Bonnie Burn is now mostly an office park. At some point a gym went up in the area, but now it also has that hotel. I suspect it was built to serve primarily the interests of visitors to that office park and the neighboring office parks. There’s really nothing else immediately close by. When you’re a hospital dedicated to helping cure severe and contagious lung ailments, it is unwise to be located in a heavily populated area. So maybe the hotel was put there to meet low expectations. That’s admirable. Not everything has to be epic. But History has other plans sometimes, and now that Bedminster has an auxiliary White House, my dad notifies me of New York Times reports bearing the dateline BERKELEY HEIGHTS, NEW JERSEY. That’s great. I’m glad. I hope they enjoy their stay.

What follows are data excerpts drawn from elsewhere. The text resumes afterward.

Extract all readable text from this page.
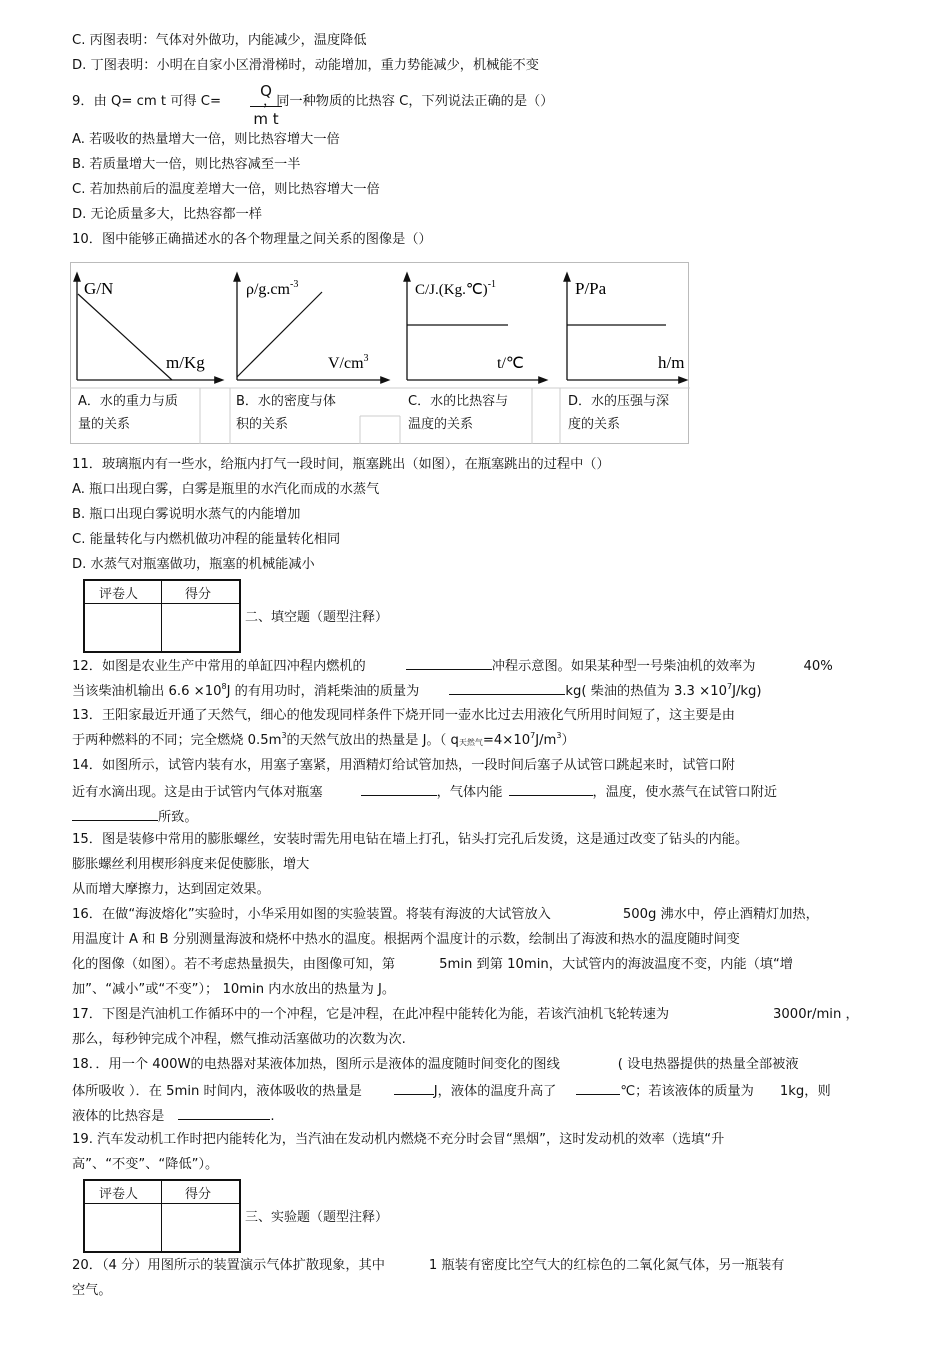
C. 丙图表明：气体对外做功，内能减少，温度降低
D. 丁图表明：小明在自家小区滑滑梯时，动能增加，重力势能减少，机械能不变
9．由 Q= cm t 可得 C=	，同一种物质的比热容 C，下列说法正确的是（）
Q
m t
A. 若吸收的热量增大一倍，则比热容增大一倍
B. 若质量增大一倍，则比热容减至一半
C. 若加热前后的温度差增大一倍，则比热容增大一倍
D. 无论质量多大，比热容都一样
10．图中能够正确描述水的各个物理量之间关系的图像是（）
G/N
m/Kg
$\rho/g.cm^{-3}$
$V/cm^3$
C/J.(Kg.℃)$^{-1}$
t/℃
P/Pa
h/m
A．水的重力与质
量的关系
B．水的密度与体
积的关系
C．水的比热容与
温度的关系
D．水的压强与深
度的关系
11．玻璃瓶内有一些水，给瓶内打气一段时间，瓶塞跳出（如图），在瓶塞跳出的过程中（）
A. 瓶口出现白雾，白雾是瓶里的水汽化而成的水蒸气
B. 瓶口出现白雾说明水蒸气的内能增加
C. 能量转化与内燃机做功冲程的能量转化相同
D. 水蒸气对瓶塞做功，瓶塞的机械能减小
评卷人	得分
二、填空题（题型注释）
12．如图是农业生产中常用的单缸四冲程内燃机的	冲程示意图。如果某种型一号柴油机的效率为	40%
当该柴油机输出 $6.6 \times 10^8J$ 的有用功时，消耗柴油的质量为	kg( 柴油的热值为 $3.3 \times 10^7J/kg$)
13．王阳家最近开通了天然气，细心的他发现同样条件下烧开同一壶水比过去用液化气所用时间短了，这主要是由
于两种燃料的不同；完全燃烧 $0.5m^3$的天然气放出的热量是 J。（ $q_{天然气}=4\times 10^7J/m^3$）
14．如图所示，试管内装有水，用塞子塞紧，用酒精灯给试管加热，一段时间后塞子从试管口跳起来时，试管口附
近有水滴出现。这是由于试管内气体对瓶塞	，气体内能	，温度，使水蒸气在试管口附近
所致。
15．图是装修中常用的膨胀螺丝，安装时需先用电钻在墙上打孔，钻头打完孔后发烫，这是通过改变了钻头的内能。
膨胀螺丝利用楔形斜度来促使膨胀，增大
从而增大摩擦力，达到固定效果。
16．在做“海波熔化”实验时，小华采用如图的实验装置。将装有海波的大试管放入	500g 沸水中，停止酒精灯加热，
用温度计 A 和 B 分别测量海波和烧杯中热水的温度。根据两个温度计的示数，绘制出了海波和热水的温度随时间变
化的图像（如图）。若不考虑热量损失，由图像可知，第	5min 到第 10min，大试管内的海波温度不变，内能（填“增
加”、“减小”或“不变”）； 10min 内水放出的热量为 J。
17．下图是汽油机工作循环中的一个冲程，它是冲程，在此冲程中能转化为能，若该汽油机飞轮转速为	3000r/min ，
那么，每秒钟完成个冲程，燃气推动活塞做功的次数为次.
18．．用一个 400W的电热器对某液体加热，图所示是液体的温度随时间变化的图线	( 设电热器提供的热量全部被液
体所吸收 ）．在 5min 时间内，液体吸收的热量是	J，液体的温度升高了	℃；若该液体的质量为 1kg，则
液体的比热容是	.
19. 汽车发动机工作时把内能转化为，当汽油在发动机内燃烧不充分时会冒“黑烟”，这时发动机的效率（选填“升
高”、“不变”、“降低”）。
评卷人	得分
三、实验题（题型注释）
20．（4 分）用图所示的装置演示气体扩散现象，其中	1 瓶装有密度比空气大的红棕色的二氧化氮气体，另一瓶装有
空气。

Bonnie Burn had stiff competition in its new urban exploration/ruins porn market. There used to be two other complexes in the immediate area. Greystone was in Morris Plains until it was finally demolished three years ago. Overbrook’s ruins still stand in some form or another in Cedar Grove. Like Bonnie Burn, they collapsed in the late 20th century under the wave of progress, but Greystone and Overbrook were psychiatric hospitals. Bonnie Burn commanded low prestige, perhaps the lowest. Explorers can often separate themselves from psychiatric wards. Though tuberculosis is less common today, the condition is less discriminating. Bonnie Burn got maybe one mention in Weird New Jersey, and few with whom I talk about it, friend or family, really remember it. There is one legend, however, that Woody Guthrie was a patient there and that Bob Dylan once paid him a visit, but I have not verified these details. New Jerseyans are honest at heart, but few sane people ever take them at their word.

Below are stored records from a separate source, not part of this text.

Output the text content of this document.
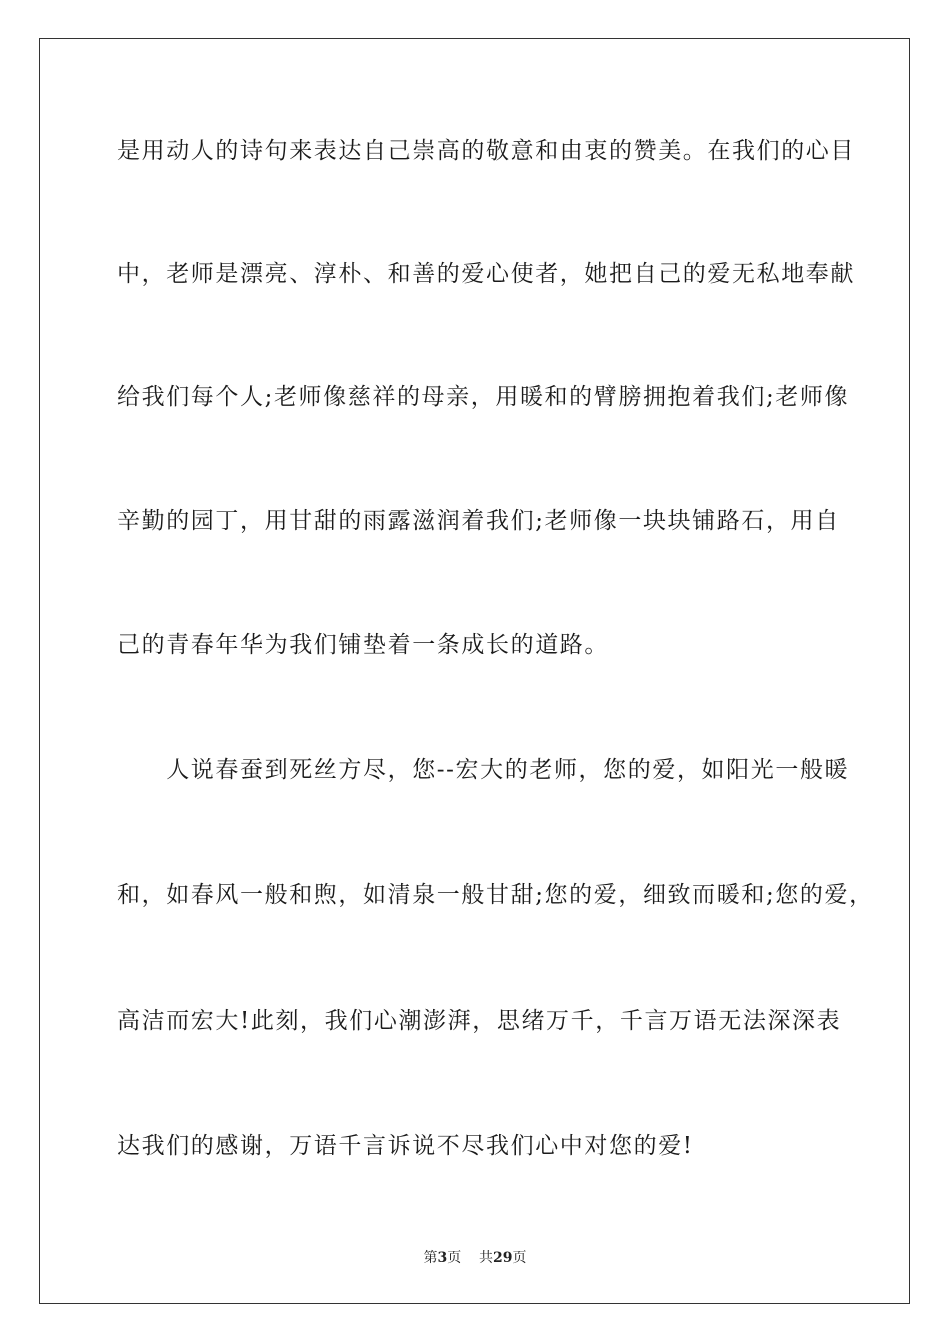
是用动人的诗句来表达自己崇高的敬意和由衷的赞美。在我们的心目
中，老师是漂亮、淳朴、和善的爱心使者，她把自己的爱无私地奉献
给我们每个人;老师像慈祥的母亲，用暖和的臂膀拥抱着我们;老师像
辛勤的园丁，用甘甜的雨露滋润着我们;老师像一块块铺路石，用自
己的青春年华为我们铺垫着一条成长的道路。
　　人说春蚕到死丝方尽，您--宏大的老师，您的爱，如阳光一般暖
和，如春风一般和煦，如清泉一般甘甜;您的爱，细致而暖和;您的爱，
高洁而宏大!此刻，我们心潮澎湃，思绪万千，千言万语无法深深表
达我们的感谢，万语千言诉说不尽我们心中对您的爱!
第3页 共29页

The new Runnells is about a mile north of its old land. Though it is more or less on the same hilly green patch. It is much smaller and has recently been subject to layoffs. I’ve been there a few times because that is where I vote. The earliest time I was there, though, was when I was a teenager. I went to see about volunteering, which my mom insisted I undertake out of contrition for a disciplinary lapse. I was very candid about my situation to the official with whom I interviewed about volunteering because I did not know how to frame the situation otherwise. Much to the puzzlement of all involved, she still gave me a blue volunteer smock and a name tag. I never showed up and if I can be candid once more, I’m not terribly curious about what would have gone differently in life if I had.

The food at the restaurant is probably fine.